Working Parents Are Demanding Empathy, but Companies Aren’t Delivering

We’ve all heard by now of the Great Resignation, a term that has been flooding inboxes, social media, and research reports since last spring. Coined by Anthony Klotz, a Texas A&M professor of organizational psychology, the Great Resignation predicted a mass exodus from the workforce.

Klotz was right—and what unfolded became larger than anyone could have imagined.

In the first year of the pandemic, the U.S. resignation rate fell to a 7-year low of 1.6%, but as the pandemic continued, workers began quitting their jobs in droves despite there already being massive labor shortages and high rates of unemployment—behavior akin to a widespread strike. Four million Americans quit their jobs in July 2021 alone, which resulted in a record-breaking 10.9 million open jobs.

Optimism Abounds for a Return to Normalcy in 2022

As the labor market enters a new year, hope abounds, with messages about 2022 being the year of the Great Return, the Great Renegotiation, or the Great Renewal, to name a few. While many employers long for the end of the pandemic and a return to normalcy, COVID-19 was merely the tipping point of decades-long brewing frustrations among workers, and employers are being forced to address the root causes of these frustrations head-on.

A PricewaterhouseCoopers survey from August 2021 reported that 88% of executives said their company was experiencing higher turnover than normal. While higher rates of turnover are expected among young employees, the majority who left the workforce in 2021 were between ages 30 and 45. It’s no coincidence that this is also the most common age range of parents with children under age 18.

Employees Wield the Power in the Post-Pandemic World

What’s happening? The pandemic has impacted parents of young and school-age children in unique ways. Between delayed vaccinations, unpredictability in school closures, and ever-changing protocols for COVID exposures, parents are facing massive employment and lifestyle disruptions. Each week is a gamble, with parents never knowing when their children will be in school and when the entire family will be in quarantine. This coupled with managing aging parents, many of whom have been negatively impacted by COVID-19, and delays in preventive care has resulted in a breaking point for many in the sandwich generation, who are continually forced to choose between working and being there for their families.

Because of the current market dynamics, we’ve entered into a first in the American labor market: Employees have the power. Plenty of jobs? Check. Flexibility to work in any geography? Check. Freedom to work the hours they want? Check. What we have is the Great Return—but not the return employers may be counting on. Instead, what we’re seeing is a return to simpler times, times when family came first and work second. American workers are tired of looking at friends and colleagues in other regions of the world and seeing a greater emphasis on work/life balance.

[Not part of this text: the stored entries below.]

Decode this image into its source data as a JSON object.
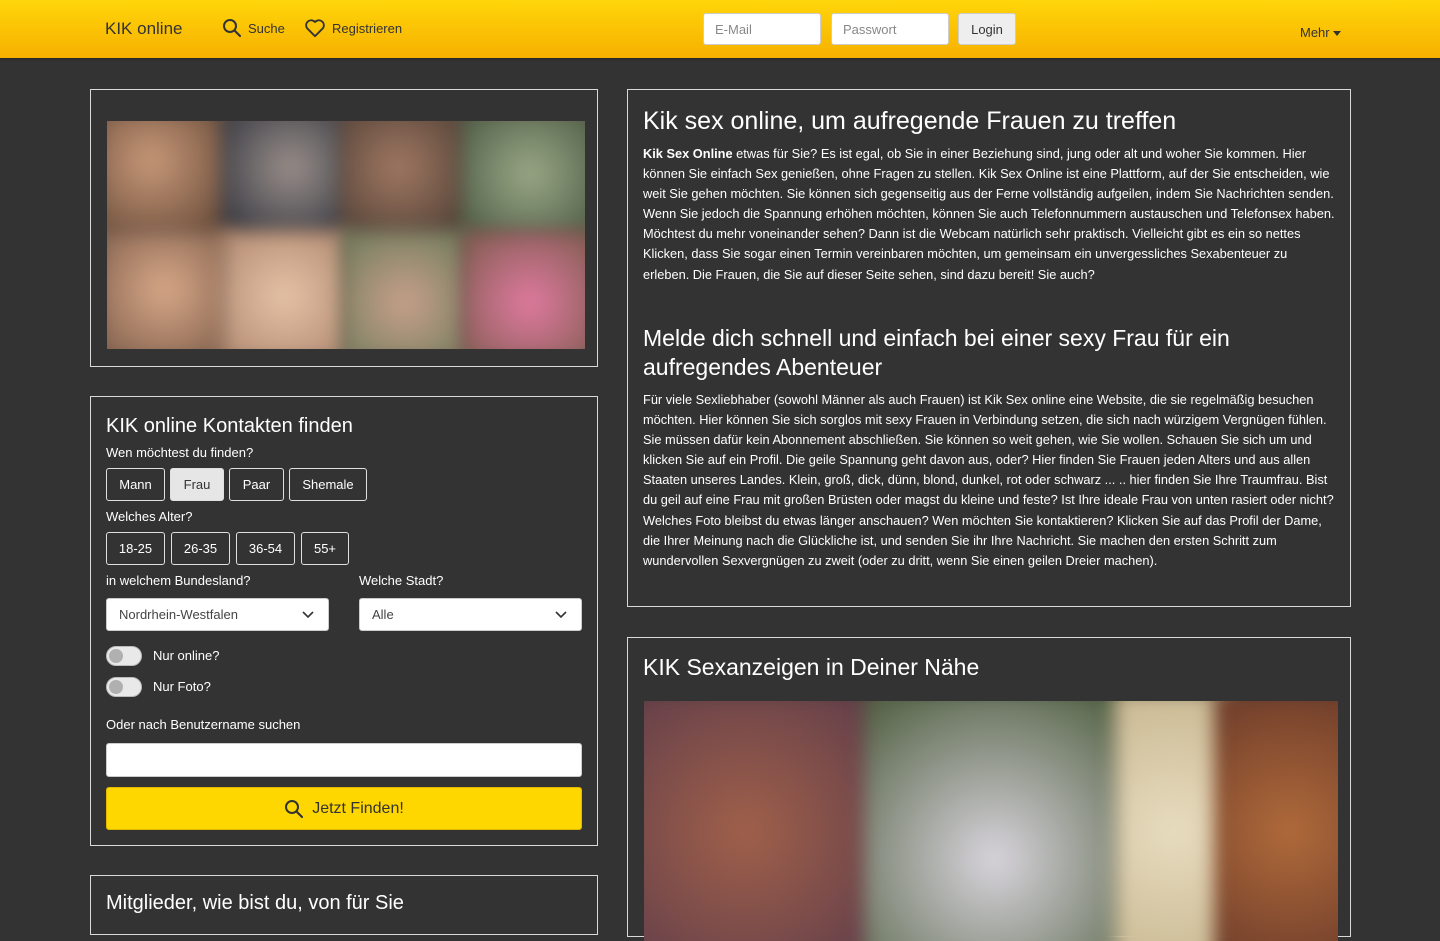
{
  "nav": {
    "brand": "KIK online",
    "search_label": "Suche",
    "register_label": "Registrieren",
    "email_placeholder": "E-Mail",
    "password_placeholder": "Passwort",
    "login_label": "Login",
    "more_label": "Mehr"
  },
  "search": {
    "title": "KIK online Kontakten finden",
    "who_label": "Wen möchtest du finden?",
    "genders": [
      "Mann",
      "Frau",
      "Paar",
      "Shemale"
    ],
    "gender_selected": "Frau",
    "age_label": "Welches Alter?",
    "ages": [
      "18-25",
      "26-35",
      "36-54",
      "55+"
    ],
    "state_label": "in welchem Bundesland?",
    "state_value": "Nordrhein-Westfalen",
    "city_label": "Welche Stadt?",
    "city_value": "Alle",
    "online_label": "Nur online?",
    "photo_label": "Nur Foto?",
    "username_label": "Oder nach Benutzername suchen",
    "username_value": "",
    "find_label": "Jetzt Finden!"
  },
  "members": {
    "title": "Mitglieder, wie bist du, von für Sie"
  },
  "article": {
    "title1": "Kik sex online, um aufregende Frauen zu treffen",
    "p1_strong": "Kik Sex Online",
    "p1_rest": " etwas für Sie? Es ist egal, ob Sie in einer Beziehung sind, jung oder alt und woher Sie kommen. Hier können Sie einfach Sex genießen, ohne Fragen zu stellen. Kik Sex Online ist eine Plattform, auf der Sie entscheiden, wie weit Sie gehen möchten. Sie können sich gegenseitig aus der Ferne vollständig aufgeilen, indem Sie Nachrichten senden. Wenn Sie jedoch die Spannung erhöhen möchten, können Sie auch Telefonnummern austauschen und Telefonsex haben. Möchtest du mehr voneinander sehen? Dann ist die Webcam natürlich sehr praktisch. Vielleicht gibt es ein so nettes Klicken, dass Sie sogar einen Termin vereinbaren möchten, um gemeinsam ein unvergessliches Sexabenteuer zu erleben. Die Frauen, die Sie auf dieser Seite sehen, sind dazu bereit! Sie auch?",
    "title2": "Melde dich schnell und einfach bei einer sexy Frau für ein aufregendes Abenteuer",
    "p2": "Für viele Sexliebhaber (sowohl Männer als auch Frauen) ist Kik Sex online eine Website, die sie regelmäßig besuchen möchten. Hier können Sie sich sorglos mit sexy Frauen in Verbindung setzen, die sich nach würzigem Vergnügen fühlen. Sie müssen dafür kein Abonnement abschließen. Sie können so weit gehen, wie Sie wollen. Schauen Sie sich um und klicken Sie auf ein Profil. Die geile Spannung geht davon aus, oder? Hier finden Sie Frauen jeden Alters und aus allen Staaten unseres Landes. Klein, groß, dick, dünn, blond, dunkel, rot oder schwarz ... .. hier finden Sie Ihre Traumfrau. Bist du geil auf eine Frau mit großen Brüsten oder magst du kleine und feste? Ist Ihre ideale Frau von unten rasiert oder nicht? Welches Foto bleibst du etwas länger anschauen? Wen möchten Sie kontaktieren? Klicken Sie auf das Profil der Dame, die Ihrer Meinung nach die Glückliche ist, und senden Sie ihr Ihre Nachricht. Sie machen den ersten Schritt zum wundervollen Sexvergnügen zu zweit (oder zu dritt, wenn Sie einen geilen Dreier machen)."
  },
  "ads": {
    "title": "KIK Sexanzeigen in Deiner Nähe"
  },
  "colors": {
    "nav_gradient_top": "#ffd60a",
    "nav_gradient_bottom": "#f7b000",
    "background": "#333333",
    "find_button": "#ffd700"
  }
}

This is putting enormous pressures on businesses, which aren’t just losing workers to other opportunities; they are losing them to a restructuring of life priorities. While some organizations are getting creative in response to the caregiver crisis, like The New York Times’s primal scream hotline, which offers a safe space for mothers to scream, cry, laugh, or vent their current frustrations, many corporations have not been agile during the pandemic’s ebbs and flows. This is having a major impact on employee retention, especially in the industries that have experienced increased demands due to the pandemic, like health care and tech, sectors in which burnout has skyrocketed.

When employees across the United States were polled by LinkedIn, the number one reason for job dissatisfaction was a feeling that their employers don’t care about them. Empathy-driven policies, employee well-being, and work/life balance were the top three drivers of employee retention among Gen Z and millennials.

To Retain Talent, Employers Must Lead with Empathy

Some corporations are rising to the challenge with greater transparency thanks, in part, to the #ShowUsYourLeave hashtag that first went viral in early February 2022, but paid leave is only one fraction of the caring culture that midlevel employees so desperately seek. More than 50% of Gen Z and two-thirds of millennials want to see an increase in mental health and wellness support from their employers, yet a recent survey by Willis Towers Watson found that only 25% of U.S. employers have adopted a well-being strategy. Another Willis Towers Watson survey found that caregiving demands were the top driver of employee stress, yet only 20% of organizations have even asked their employees what they need most from caregiver support benefits.

Employers are falling behind the demands of the workforce. As parents continue to struggle with the impact of COVID-19 on their families, their careers, and themselves, Gen Z and millennials expect companies to provide an authentically caring culture, with an eye toward personal and family well-being.

And if they don’t? There are jobs, many of which are remote, and work flexibility that provide your employees with the options needed to return to a simpler life focused on family.

Adam Goldberg is CEO and Aimee Gindin is head of marketing and strategy at Torchlight, a LifeSpeak company.